1531. “Maliye” bölümünde daha ayrıntılı bir biçimde göreceğimiz gibi, Kur’an (Tevbe: 9/60), devlet bütçesiyle ilgili prensipleri de belirlemiş ve gayet açık bir ifade ile memurlardan ve bunların maaşlarından bahsetmiştir. Fakat özellikle hadislerde, oldukça ilginç ayrıntılar karşımıza çıkmaktadır:

1532. a) “Kim ki bir kamu görevine girmeye çalışır ve bu konuda ısrar ederse, ona görev vermeyiz.”429 Ve yine: “Kendiliğinden bir göreve talip olma! Zira kendi isteğin üzerine sana bir iş verilecek olursa, yetersiz olduğun takdirde bundan sen sorumlu olursun; aksine, istemediğin halde bir iş sana tevdi edilmiş ise, sıkıntıya düştüğünde sana yardım edilecektir.”430 Böylece, haris ve maceraperest kimselerin cesaretleri kırılmak ve ehil olmayanların devlet görevlerine gelmeleri engellenmek istenmektedir.

1533. b) “Kendisine maaş ödediğimiz her memur, şayet kendi adına Beytu’l-Mâl’den başka bir gelir elde etmeye kalkışırsa, sahtekârlık yapmış sayılacaktır.431

1534. c) “Kendisini görevlendirdiğimiz kimse aile yardımı da alabilecektir.

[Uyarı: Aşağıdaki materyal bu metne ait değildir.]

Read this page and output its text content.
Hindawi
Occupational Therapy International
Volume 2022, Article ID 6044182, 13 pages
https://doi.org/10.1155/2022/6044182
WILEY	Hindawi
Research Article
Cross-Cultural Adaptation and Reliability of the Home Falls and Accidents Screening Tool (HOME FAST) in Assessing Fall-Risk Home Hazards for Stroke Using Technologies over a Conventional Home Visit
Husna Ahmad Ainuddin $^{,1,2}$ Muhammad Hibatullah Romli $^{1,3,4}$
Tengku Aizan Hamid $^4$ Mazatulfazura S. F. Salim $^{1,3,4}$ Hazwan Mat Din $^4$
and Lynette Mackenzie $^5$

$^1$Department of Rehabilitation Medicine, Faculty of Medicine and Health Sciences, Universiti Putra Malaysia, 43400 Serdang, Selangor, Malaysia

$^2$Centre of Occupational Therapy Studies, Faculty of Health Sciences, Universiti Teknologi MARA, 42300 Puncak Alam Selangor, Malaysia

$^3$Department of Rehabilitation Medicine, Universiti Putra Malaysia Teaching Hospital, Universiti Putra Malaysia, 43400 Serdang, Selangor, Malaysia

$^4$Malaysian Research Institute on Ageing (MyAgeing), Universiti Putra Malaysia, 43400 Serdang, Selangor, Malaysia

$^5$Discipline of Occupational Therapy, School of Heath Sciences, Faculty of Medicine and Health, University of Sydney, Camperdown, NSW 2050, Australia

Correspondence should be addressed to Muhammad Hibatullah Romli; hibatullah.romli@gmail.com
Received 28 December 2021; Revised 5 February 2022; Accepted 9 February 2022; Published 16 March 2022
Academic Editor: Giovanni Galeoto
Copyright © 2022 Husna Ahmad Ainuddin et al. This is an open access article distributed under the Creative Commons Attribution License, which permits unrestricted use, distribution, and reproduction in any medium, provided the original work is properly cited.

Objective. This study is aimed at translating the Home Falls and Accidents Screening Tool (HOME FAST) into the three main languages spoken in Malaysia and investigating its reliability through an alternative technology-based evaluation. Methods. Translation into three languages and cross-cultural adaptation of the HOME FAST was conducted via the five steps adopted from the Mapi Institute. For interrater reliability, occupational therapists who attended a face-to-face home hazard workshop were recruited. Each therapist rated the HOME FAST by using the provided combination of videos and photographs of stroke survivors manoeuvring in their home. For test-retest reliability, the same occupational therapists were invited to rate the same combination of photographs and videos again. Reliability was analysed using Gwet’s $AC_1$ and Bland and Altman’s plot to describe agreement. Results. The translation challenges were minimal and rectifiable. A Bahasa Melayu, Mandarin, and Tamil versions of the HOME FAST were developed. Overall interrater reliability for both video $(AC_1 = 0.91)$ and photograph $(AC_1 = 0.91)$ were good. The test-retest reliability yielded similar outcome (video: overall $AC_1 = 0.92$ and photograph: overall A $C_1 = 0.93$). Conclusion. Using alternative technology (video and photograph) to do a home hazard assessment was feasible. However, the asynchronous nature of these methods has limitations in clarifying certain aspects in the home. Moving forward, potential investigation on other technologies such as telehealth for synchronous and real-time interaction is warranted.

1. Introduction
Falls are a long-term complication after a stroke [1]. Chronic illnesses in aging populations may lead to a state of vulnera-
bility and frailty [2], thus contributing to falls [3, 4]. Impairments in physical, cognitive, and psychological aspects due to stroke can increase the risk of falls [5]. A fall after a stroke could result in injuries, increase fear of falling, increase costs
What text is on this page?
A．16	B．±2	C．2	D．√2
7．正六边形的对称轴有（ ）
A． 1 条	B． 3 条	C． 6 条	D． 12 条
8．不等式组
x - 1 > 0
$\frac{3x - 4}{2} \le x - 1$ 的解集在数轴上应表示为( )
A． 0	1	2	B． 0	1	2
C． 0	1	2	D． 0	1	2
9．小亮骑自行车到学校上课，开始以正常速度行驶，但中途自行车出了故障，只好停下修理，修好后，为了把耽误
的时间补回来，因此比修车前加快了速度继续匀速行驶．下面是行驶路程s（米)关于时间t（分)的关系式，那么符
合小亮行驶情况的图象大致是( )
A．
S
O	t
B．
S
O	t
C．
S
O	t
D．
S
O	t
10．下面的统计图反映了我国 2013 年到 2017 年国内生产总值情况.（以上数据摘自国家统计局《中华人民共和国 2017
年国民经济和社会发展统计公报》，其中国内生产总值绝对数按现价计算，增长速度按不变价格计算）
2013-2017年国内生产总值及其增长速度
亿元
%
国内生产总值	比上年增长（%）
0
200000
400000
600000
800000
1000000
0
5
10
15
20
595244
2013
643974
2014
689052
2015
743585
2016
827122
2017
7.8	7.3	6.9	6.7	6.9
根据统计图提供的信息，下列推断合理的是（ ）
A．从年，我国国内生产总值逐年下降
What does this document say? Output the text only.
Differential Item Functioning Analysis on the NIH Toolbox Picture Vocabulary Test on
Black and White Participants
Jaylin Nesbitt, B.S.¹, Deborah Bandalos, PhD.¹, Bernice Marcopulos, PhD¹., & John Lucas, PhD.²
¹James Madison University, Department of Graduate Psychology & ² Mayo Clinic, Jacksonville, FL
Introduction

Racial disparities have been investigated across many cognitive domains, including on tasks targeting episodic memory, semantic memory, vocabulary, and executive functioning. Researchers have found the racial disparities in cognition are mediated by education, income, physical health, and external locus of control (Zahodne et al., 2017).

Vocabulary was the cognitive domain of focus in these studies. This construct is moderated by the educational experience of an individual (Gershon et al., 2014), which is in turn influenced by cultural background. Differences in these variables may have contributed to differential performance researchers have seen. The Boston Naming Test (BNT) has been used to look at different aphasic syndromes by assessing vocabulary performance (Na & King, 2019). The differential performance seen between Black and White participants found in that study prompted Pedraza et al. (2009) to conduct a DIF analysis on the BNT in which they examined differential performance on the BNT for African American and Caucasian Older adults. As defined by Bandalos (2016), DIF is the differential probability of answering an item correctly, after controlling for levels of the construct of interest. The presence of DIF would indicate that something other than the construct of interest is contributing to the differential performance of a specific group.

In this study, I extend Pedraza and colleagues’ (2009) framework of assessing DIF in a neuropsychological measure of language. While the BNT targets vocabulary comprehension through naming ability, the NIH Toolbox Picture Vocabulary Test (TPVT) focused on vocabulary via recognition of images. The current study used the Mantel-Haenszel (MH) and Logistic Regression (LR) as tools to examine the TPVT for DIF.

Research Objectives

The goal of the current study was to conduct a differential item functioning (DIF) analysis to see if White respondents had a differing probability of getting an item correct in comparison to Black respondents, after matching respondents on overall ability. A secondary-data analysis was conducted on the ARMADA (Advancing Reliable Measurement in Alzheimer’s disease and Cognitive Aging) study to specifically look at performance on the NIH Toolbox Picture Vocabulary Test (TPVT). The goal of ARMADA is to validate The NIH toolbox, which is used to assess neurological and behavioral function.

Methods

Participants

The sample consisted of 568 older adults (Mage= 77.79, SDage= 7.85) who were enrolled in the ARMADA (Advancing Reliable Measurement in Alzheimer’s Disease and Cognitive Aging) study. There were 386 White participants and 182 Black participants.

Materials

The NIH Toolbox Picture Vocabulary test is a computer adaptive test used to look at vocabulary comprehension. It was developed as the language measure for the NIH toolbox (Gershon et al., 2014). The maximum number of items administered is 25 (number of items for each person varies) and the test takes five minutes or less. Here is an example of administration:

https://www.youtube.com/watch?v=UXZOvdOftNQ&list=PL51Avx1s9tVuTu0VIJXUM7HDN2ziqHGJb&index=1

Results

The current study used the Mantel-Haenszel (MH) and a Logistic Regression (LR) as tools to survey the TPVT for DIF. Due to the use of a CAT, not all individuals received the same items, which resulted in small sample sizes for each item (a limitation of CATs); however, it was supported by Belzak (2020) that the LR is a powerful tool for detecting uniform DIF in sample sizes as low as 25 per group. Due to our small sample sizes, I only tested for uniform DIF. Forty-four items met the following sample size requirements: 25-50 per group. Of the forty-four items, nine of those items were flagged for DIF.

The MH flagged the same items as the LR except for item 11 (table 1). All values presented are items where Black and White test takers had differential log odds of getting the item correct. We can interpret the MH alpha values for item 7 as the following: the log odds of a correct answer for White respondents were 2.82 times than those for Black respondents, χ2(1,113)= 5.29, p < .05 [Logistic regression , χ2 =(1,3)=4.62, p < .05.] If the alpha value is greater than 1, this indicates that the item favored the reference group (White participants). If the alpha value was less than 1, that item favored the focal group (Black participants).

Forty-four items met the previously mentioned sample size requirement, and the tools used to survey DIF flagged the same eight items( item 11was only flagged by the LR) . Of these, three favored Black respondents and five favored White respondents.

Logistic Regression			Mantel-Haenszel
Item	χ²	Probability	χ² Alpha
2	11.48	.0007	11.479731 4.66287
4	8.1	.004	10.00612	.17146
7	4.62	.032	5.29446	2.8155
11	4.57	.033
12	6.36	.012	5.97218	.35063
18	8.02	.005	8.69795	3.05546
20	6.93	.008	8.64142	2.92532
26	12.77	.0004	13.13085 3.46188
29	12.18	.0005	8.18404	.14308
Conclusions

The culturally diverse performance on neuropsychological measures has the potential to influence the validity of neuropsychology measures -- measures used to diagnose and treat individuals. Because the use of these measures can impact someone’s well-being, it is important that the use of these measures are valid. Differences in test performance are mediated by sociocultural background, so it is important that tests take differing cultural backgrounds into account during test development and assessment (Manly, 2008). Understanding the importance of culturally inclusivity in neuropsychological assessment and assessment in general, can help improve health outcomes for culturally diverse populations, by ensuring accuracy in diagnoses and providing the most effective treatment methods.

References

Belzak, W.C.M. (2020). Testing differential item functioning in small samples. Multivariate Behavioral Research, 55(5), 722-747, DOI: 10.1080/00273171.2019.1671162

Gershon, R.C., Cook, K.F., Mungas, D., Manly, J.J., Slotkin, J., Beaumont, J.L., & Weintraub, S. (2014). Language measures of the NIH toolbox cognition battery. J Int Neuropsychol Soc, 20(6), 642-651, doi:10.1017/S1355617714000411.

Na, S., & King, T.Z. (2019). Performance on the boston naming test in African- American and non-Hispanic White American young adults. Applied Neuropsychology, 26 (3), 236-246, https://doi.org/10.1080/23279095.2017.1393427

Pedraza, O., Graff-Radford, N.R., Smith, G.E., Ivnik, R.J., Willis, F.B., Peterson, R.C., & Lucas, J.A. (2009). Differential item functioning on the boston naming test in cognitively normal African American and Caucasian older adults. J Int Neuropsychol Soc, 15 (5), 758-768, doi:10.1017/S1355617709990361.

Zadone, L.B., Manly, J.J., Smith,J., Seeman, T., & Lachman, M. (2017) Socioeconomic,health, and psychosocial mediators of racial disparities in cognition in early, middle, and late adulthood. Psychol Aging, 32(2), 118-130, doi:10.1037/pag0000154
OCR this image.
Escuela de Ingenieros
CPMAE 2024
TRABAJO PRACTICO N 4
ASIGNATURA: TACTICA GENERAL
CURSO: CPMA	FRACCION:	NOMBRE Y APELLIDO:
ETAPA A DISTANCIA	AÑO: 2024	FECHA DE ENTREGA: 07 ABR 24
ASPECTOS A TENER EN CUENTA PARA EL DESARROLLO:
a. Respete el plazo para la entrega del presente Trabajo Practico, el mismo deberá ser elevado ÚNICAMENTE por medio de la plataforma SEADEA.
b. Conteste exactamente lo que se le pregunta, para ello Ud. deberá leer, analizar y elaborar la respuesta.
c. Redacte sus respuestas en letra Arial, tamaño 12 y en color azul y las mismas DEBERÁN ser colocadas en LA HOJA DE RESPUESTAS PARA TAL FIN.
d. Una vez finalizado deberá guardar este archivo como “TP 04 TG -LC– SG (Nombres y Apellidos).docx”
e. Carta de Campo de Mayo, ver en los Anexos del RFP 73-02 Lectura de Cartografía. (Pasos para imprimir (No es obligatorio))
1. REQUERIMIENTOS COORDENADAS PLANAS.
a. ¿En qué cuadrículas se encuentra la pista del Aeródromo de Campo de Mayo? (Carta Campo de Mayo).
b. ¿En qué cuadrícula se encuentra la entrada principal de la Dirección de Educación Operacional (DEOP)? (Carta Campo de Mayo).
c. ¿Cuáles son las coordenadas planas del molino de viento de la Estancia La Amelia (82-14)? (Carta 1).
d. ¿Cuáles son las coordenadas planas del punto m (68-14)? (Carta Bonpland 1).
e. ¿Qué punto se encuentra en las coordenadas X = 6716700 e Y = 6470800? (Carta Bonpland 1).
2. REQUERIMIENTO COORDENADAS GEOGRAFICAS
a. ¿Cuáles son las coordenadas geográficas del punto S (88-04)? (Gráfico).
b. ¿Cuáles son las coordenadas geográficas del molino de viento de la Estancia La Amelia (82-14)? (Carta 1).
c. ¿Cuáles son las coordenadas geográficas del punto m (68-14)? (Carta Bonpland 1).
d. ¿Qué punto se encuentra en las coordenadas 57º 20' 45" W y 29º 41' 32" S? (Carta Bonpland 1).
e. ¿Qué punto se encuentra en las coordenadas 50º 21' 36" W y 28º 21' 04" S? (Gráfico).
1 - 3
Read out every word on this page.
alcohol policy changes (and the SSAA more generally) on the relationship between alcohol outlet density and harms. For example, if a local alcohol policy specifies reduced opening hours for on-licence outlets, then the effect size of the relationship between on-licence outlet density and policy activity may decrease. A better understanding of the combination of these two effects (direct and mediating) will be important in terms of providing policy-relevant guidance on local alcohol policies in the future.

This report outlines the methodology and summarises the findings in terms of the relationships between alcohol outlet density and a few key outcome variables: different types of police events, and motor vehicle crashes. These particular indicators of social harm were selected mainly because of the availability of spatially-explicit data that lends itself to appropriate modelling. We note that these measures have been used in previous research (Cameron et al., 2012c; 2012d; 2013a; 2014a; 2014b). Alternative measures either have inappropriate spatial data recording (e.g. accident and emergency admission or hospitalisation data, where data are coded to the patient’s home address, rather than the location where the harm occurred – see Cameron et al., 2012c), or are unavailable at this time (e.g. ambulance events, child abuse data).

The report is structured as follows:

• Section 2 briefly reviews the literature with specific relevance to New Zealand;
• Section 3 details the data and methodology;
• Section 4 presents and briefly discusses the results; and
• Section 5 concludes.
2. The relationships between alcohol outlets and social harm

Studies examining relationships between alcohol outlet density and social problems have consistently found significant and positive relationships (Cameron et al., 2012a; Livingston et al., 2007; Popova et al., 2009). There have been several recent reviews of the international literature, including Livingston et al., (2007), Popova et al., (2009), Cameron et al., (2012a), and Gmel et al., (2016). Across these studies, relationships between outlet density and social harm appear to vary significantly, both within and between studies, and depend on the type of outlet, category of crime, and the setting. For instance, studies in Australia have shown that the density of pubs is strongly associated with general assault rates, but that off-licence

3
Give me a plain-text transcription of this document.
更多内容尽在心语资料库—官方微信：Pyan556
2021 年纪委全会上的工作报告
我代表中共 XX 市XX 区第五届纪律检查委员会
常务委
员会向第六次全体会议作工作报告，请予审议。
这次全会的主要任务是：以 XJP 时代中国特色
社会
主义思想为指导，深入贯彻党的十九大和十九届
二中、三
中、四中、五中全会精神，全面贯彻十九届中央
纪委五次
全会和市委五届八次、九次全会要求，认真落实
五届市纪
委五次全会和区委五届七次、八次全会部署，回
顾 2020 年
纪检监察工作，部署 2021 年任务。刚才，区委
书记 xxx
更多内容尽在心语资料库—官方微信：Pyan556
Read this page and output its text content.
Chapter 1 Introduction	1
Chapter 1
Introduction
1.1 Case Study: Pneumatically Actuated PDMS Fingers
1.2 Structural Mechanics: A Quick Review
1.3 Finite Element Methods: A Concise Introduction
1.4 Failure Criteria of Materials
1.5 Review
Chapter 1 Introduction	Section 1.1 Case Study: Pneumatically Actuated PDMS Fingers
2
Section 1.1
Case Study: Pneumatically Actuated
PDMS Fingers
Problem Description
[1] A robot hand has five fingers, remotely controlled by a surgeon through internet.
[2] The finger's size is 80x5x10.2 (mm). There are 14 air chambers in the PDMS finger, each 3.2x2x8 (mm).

Eğer hizmetçi ya da uşağı yoksa onunkini de, evi yoksa kira yardımını da alabilecektir. Devlete ait mallarla ilgili olarak bunların dışındaki her türlü harcama dolandırıcılık ve hırsızlık kapsamına girer.432

1535. d) Resulullah (AS), İbn el-Lutbiyye (veya İbn el-Utbiyye) el-Ezdî adında birini, vergi tahsildarı olarak görevlendirdi. Bu zat, vergileri toplayıp Medine’ye döndüğünde beraberinde çok miktarda eşya da getirerek şöyle dedi: “Şurası size ait, bunlar ise bana hediye olarak verildi.” Bunun üzerine Resulullah (AS), mescidin minberine çıkıp şöyle buyurdu:

“Nasıl oluyor da gönderdiğimiz bir vergi tahsildarı (âmil) dönüp geldiğinde “bu size aittir, şu ise benimkidir” diyebiliyor? O anasının ya da babasının evinde oturup kalsaydı da görseydi bakalım, kendisine herhangi bir hediye gelecek miydi? (Bu kusurlu hareketinden dolayı Hesap Günü’nde onun cezalandırılacağına işaret edilmektedir). Yâ Rabbi, onlara tebliğ edip uyardım mı? Yâ Rabbi, onlara tebliğ edip uyardım mı!”433

1536. Rüşvetle ilgili olarak, onun alınmasını ve verilmesini kesinlikle yasaklayan, ayrıca bunları işleyenlerin Âhirette çarptırılacakları cezalardan bahseden çok sayıda hadis mevcuttur.

1537. Kamu görevleri konusundaki eğitim-öğretim konusunu daha yukarıda özel bir bölüm içerisinde ele almıştık. Şimdi ise, bugün için elimizde mevcut bilgiler çerçevesinde diğer idarî işlerin nasıl yapıldığını inceleyeceğiz.